Namun, dia mengamati aspek kognitif terhadap Batik belum kuat. Jika hal itu dibiarkan, upaya pelestarian Batik sebagai Warisan Budaya Tak Benda UNESCO tak akan optimal. Pendalaman aspek kognitif bisa melalui pendidikan, seperti kurikulum di sekolah.
”Dalam konteks kekinian, sejarah akan selalu dinamis sehingga tidak akan ada kebenaran yang mendekati. Begitu pula dengan batik di Indonesia. Saya kira isu klaim batik yang dipicu unggahan China Xinghua News tidak perlu diperbesarkan karena hal terpenting penanaman aspek kognitif batik sebagai tindak lanjut pengakuan UNESCO,” kata Asep.

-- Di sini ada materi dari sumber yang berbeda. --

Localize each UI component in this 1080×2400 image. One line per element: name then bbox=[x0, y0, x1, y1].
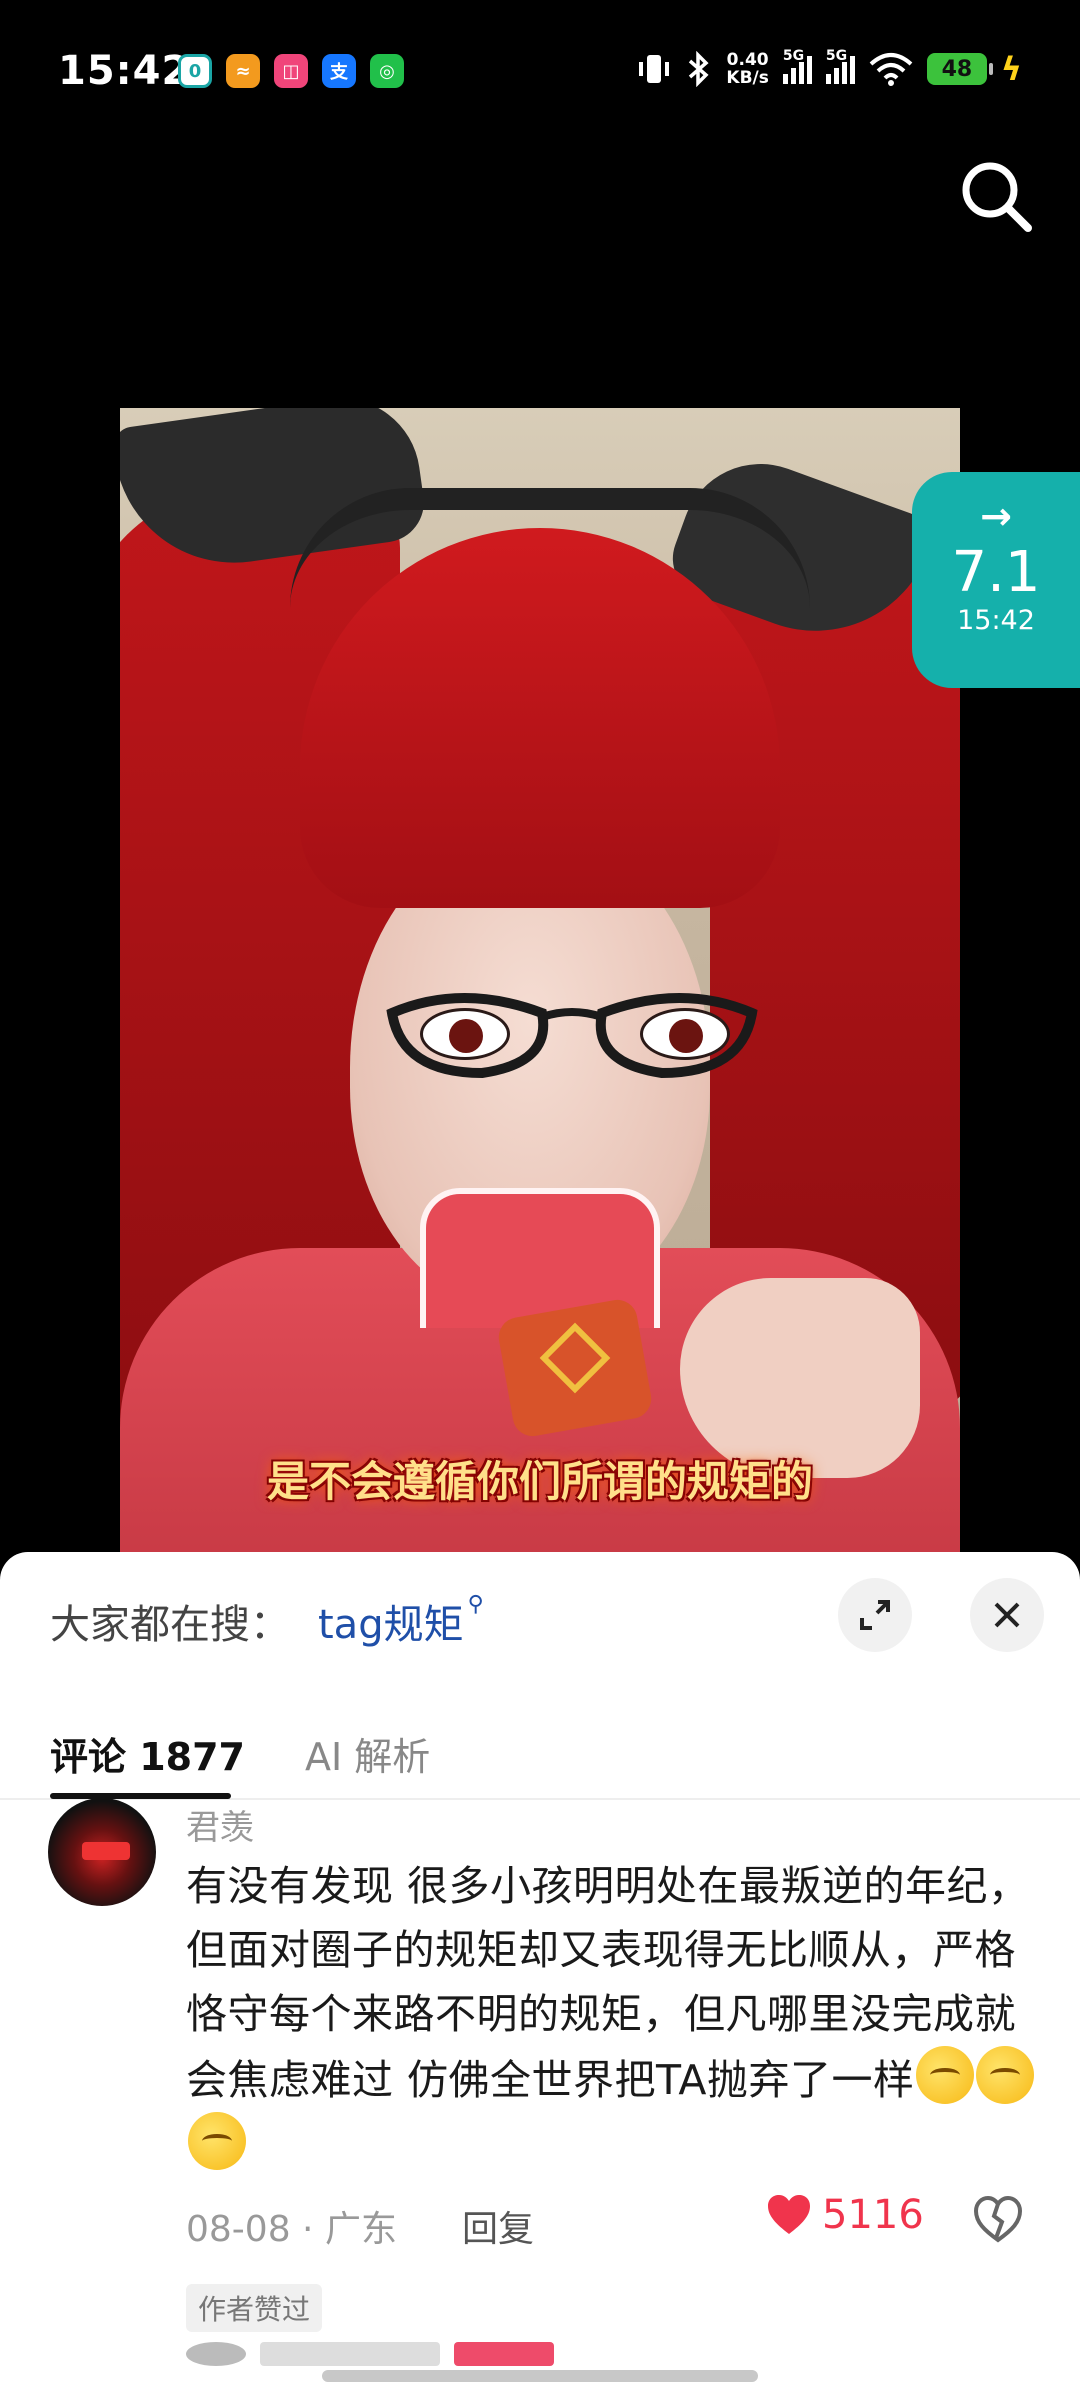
tab-ai-analysis[interactable]: AI 解析 bbox=[305, 1726, 430, 1781]
net-speed-unit: KB/s bbox=[726, 68, 769, 88]
broken-heart-icon[interactable] bbox=[972, 2194, 1024, 2246]
heart-icon bbox=[768, 2195, 810, 2234]
small-search-icon: ⚲ bbox=[467, 1592, 484, 1617]
dizzy-emoji-icon bbox=[916, 2046, 975, 2104]
comments-panel: 大家都在搜： tag规矩 ⚲ 评论 1877 AI 解析 君羡 有没有发现 很多小… bbox=[0, 1552, 1080, 2400]
video-caption: 是不会遵循你们所谓的规矩的 bbox=[266, 1457, 813, 1506]
comment-body[interactable]: 有没有发现 很多小孩明明处在最叛逆的年纪，但面对圈子的规矩却又表现得无比顺从，严… bbox=[186, 1854, 1046, 2178]
orange-app-icon: ≈ bbox=[226, 54, 260, 88]
sim1-label: 5G bbox=[782, 48, 805, 64]
signal-sim2-icon: 5G bbox=[825, 48, 855, 84]
green-square-app-icon: 0 bbox=[178, 54, 212, 88]
comment-username[interactable]: 君羡 bbox=[186, 1800, 254, 1849]
active-tab-indicator bbox=[50, 1793, 231, 1799]
hot-search-term: tag规矩 bbox=[318, 1602, 464, 1648]
system-indicators: 0.40 KB/s 5G 5G 48 ϟ bbox=[636, 48, 1022, 88]
comment-text: 有没有发现 很多小孩明明处在最叛逆的年纪，但面对圈子的规矩却又表现得无比顺从，严… bbox=[186, 1862, 1030, 2104]
wifi-icon bbox=[869, 53, 913, 86]
wechat-icon: ◎ bbox=[370, 54, 404, 88]
comment-date-location: 08-08 · 广东 bbox=[186, 2209, 397, 2250]
hot-search-label: 大家都在搜： bbox=[50, 1602, 290, 1648]
dizzy-emoji-icon bbox=[188, 2112, 246, 2170]
net-speed: 0.40 KB/s bbox=[726, 51, 768, 87]
author-liked-tag: 作者赞过 bbox=[186, 2284, 323, 2332]
net-speed-value: 0.40 bbox=[726, 50, 769, 70]
share-pill-version: 7.1 bbox=[951, 540, 1041, 605]
notification-icons: 0 ≈ ◫ 支 ◎ bbox=[178, 54, 404, 88]
status-bar: 15:42 0 ≈ ◫ 支 ◎ 0.40 KB/s 5G 5G 48 ϟ bbox=[0, 0, 1080, 140]
like-count: 5116 bbox=[822, 2192, 924, 2238]
bluetooth-icon bbox=[689, 51, 709, 87]
arrow-right-icon: → bbox=[980, 494, 1012, 538]
battery-indicator: 48 bbox=[926, 53, 993, 85]
expand-icon bbox=[860, 1600, 890, 1630]
vibrate-icon bbox=[639, 55, 670, 83]
alipay-icon: 支 bbox=[322, 54, 356, 88]
video-player[interactable]: 是不会遵循你们所谓的规矩的 bbox=[120, 408, 960, 1558]
expand-button[interactable] bbox=[838, 1578, 912, 1652]
search-icon[interactable] bbox=[956, 156, 1036, 236]
clock: 15:42 bbox=[58, 48, 191, 94]
comment-tabs: 评论 1877 AI 解析 bbox=[0, 1702, 1080, 1800]
hot-search-link[interactable]: tag规矩 ⚲ bbox=[318, 1592, 484, 1650]
charging-icon: ϟ bbox=[1000, 50, 1022, 88]
share-pill-time: 15:42 bbox=[957, 605, 1035, 636]
dizzy-emoji-icon bbox=[976, 2046, 1035, 2104]
video-figure-glasses bbox=[386, 993, 758, 1079]
next-comment-peek bbox=[186, 2342, 686, 2372]
sim2-label: 5G bbox=[825, 48, 848, 64]
pink-app-icon: ◫ bbox=[274, 54, 308, 88]
home-indicator[interactable] bbox=[322, 2370, 758, 2382]
close-icon bbox=[994, 1602, 1020, 1628]
signal-sim1-icon: 5G bbox=[782, 48, 812, 84]
tab-comments[interactable]: 评论 1877 bbox=[50, 1726, 245, 1781]
share-pill-button[interactable]: → 7.1 15:42 bbox=[912, 472, 1080, 688]
close-button[interactable] bbox=[970, 1578, 1044, 1652]
avatar[interactable] bbox=[48, 1798, 156, 1906]
reply-button[interactable]: 回复 bbox=[462, 2200, 534, 2252]
like-button[interactable]: 5116 bbox=[766, 2192, 924, 2238]
video-figure-headband bbox=[290, 488, 810, 608]
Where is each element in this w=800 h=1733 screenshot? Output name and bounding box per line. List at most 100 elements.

Desainer mode senior Edward Hutabarat saat dihubungi terpisah menekankan, batik bukan sekadar estetika. Batik adalah satu dari kain peradaban Indonesia.

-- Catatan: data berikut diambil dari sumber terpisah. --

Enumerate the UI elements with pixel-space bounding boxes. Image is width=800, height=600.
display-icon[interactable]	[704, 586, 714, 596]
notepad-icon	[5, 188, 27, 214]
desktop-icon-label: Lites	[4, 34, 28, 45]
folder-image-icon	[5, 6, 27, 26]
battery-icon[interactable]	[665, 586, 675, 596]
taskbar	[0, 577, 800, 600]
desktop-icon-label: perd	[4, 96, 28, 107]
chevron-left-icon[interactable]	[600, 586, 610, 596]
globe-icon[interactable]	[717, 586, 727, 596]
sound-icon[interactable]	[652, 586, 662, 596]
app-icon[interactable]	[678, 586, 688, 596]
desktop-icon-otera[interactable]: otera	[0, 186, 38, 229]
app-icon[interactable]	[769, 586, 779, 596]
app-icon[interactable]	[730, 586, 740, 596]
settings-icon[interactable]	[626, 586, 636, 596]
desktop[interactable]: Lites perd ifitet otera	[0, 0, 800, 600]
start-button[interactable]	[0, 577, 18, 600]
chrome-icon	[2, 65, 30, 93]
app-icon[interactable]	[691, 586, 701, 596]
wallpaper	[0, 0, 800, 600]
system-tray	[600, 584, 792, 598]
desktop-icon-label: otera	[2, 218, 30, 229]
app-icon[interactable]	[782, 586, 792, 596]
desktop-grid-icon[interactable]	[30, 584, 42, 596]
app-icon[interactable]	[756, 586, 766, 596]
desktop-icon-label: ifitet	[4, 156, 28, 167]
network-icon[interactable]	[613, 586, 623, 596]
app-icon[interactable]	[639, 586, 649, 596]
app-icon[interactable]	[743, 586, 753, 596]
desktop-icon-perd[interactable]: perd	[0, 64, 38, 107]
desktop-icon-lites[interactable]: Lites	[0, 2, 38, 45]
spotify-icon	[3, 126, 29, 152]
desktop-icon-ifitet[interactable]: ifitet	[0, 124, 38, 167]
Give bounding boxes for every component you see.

Sebagai bagian dari peradaban, kehadiran batik melengkapi upacara adat sampai seremoni kenegaraan. Sebagai bagian dari peradaban, motif-motif Batik itu hidup. Edward mencontohkan pemakaian batik dalam pernikahan adat Jawa. Pemilihan motif kainnya pun memiliki makna.
”Batik itu memiliki jiwa. Dalam tradisi, ada pakem-pakem yang wajib diikuti pembatik. Melukis motif pun harus memakai rasa,” ujarnya.
Desainer mode dan pendiri Nusantara Wisdom, Era Soekamto, saat dihubungi terpisah, memandang pentingnya mengembalikan batik ke dalam subliminal message (pesan alam bawah sadar). Nilai-nilai kebijaksanaan dari batik beserta proses membatik tulis harus diangkat.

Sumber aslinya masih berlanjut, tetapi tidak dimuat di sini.